Alla fine diedi fondo ad ogni mia roba. Per quanto in quel frattempo avessi strologato sulla maniera da cavarmela in un caso tanto urgente, non m’era venuta neppur un’idea. Una mattina avea incontrato il colonnello Giorgi che veniva dal campo di Boulogne, e correva anch’esso in Germania colla speranza d’esser fatto in breve generale.

— Entra nell’amministrazione dell’armata, — mi diss’egli — ti prometto farti ottenere un bel posto, e ti farai ricco in poco tempo.

— Cosa si fa nell’armata? — soggiunsi io.

— Nell’armata si vince tutta l’Europa, si corteggiano le più belle donne del mondo, si buscano delle belle paghe, si fa gran scialo di gloria e si va innanzi.

— Sì, sì; ma per conto di chi si vince l’Europa?

— Vattela a pesca! c’è senso comune a cercarlo?

— Alessandro mio, non entrerò nell’armata, neppur come spazzino.

— Peccato! ed io che sperava far di te qualche cosa!
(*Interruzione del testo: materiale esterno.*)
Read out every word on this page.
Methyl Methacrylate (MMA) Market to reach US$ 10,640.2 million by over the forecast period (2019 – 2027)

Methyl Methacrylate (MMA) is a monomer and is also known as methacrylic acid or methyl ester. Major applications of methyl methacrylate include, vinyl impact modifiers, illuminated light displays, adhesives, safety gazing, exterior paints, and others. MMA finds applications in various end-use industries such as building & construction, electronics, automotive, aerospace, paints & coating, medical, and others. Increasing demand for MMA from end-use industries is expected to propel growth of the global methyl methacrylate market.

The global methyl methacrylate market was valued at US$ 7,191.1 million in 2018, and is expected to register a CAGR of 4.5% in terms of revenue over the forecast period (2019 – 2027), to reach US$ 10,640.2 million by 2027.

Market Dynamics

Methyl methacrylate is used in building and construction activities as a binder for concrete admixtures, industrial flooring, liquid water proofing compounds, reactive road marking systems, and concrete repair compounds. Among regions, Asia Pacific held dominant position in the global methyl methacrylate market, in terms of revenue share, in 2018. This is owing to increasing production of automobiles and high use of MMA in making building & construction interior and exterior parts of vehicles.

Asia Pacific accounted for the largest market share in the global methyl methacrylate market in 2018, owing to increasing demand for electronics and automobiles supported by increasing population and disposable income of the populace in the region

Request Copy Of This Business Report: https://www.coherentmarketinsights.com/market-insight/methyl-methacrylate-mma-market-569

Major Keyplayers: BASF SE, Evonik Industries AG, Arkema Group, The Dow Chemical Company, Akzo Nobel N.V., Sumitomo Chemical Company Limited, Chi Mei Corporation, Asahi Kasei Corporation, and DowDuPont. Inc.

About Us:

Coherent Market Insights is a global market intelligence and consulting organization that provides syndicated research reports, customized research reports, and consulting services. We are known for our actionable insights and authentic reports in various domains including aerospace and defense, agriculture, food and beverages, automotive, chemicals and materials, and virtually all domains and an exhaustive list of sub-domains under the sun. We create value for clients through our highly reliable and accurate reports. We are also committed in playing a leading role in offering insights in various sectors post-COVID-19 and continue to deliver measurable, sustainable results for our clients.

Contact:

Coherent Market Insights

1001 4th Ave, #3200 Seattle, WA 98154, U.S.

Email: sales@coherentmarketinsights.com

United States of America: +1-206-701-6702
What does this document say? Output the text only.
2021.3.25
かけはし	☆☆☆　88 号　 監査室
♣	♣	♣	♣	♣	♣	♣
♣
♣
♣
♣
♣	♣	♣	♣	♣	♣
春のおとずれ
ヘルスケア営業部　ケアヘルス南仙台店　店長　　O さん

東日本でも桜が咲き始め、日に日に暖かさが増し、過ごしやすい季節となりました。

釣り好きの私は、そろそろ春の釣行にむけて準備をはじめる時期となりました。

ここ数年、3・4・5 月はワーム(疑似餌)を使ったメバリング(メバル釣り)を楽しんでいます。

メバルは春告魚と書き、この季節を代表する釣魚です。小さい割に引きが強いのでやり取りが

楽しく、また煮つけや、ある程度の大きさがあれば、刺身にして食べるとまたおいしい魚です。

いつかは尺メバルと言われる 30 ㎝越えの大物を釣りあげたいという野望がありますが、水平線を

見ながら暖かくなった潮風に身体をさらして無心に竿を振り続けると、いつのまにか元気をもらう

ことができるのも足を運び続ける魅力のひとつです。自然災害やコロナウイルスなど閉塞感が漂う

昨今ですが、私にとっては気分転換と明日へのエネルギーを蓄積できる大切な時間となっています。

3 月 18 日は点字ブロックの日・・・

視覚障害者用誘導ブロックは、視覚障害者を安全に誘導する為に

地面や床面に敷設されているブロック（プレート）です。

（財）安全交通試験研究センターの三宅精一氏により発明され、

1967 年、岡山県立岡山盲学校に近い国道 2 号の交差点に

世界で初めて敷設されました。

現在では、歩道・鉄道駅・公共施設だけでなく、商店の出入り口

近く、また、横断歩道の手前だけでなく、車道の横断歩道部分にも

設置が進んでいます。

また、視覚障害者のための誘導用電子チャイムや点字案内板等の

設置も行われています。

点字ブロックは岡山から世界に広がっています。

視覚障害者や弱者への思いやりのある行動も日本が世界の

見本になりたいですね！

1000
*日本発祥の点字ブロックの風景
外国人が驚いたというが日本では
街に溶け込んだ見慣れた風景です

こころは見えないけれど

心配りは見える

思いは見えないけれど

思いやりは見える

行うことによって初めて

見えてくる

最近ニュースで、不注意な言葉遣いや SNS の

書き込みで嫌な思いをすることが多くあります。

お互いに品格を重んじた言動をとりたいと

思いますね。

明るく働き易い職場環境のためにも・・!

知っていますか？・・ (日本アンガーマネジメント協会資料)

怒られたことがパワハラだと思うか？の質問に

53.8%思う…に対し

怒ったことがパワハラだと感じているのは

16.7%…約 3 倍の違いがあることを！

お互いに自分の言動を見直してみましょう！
— Forse non avrei corrisposto, Alessandro! È meglio che concentri tutte le tue cure verso di te. Diventerai generale più presto.

— Ancora due battaglie che mi sbarazzino di due anziani, e lo sono di diritto: le palle dei Russi e dei Tedeschi sono mie alleate, questo è il vero modo di vivere in buona armonia con tutti. Ma dunque tu vuoi proprio tenerci il broncio a noi poveri soldati?

— No, Alessandro; vi ammiro e non son capace d’imitarvi.

— Eh capisco! ci vuole una certa rigidezza di muscoli!... Dimmi, e di Bruto Provedoni hai notizie?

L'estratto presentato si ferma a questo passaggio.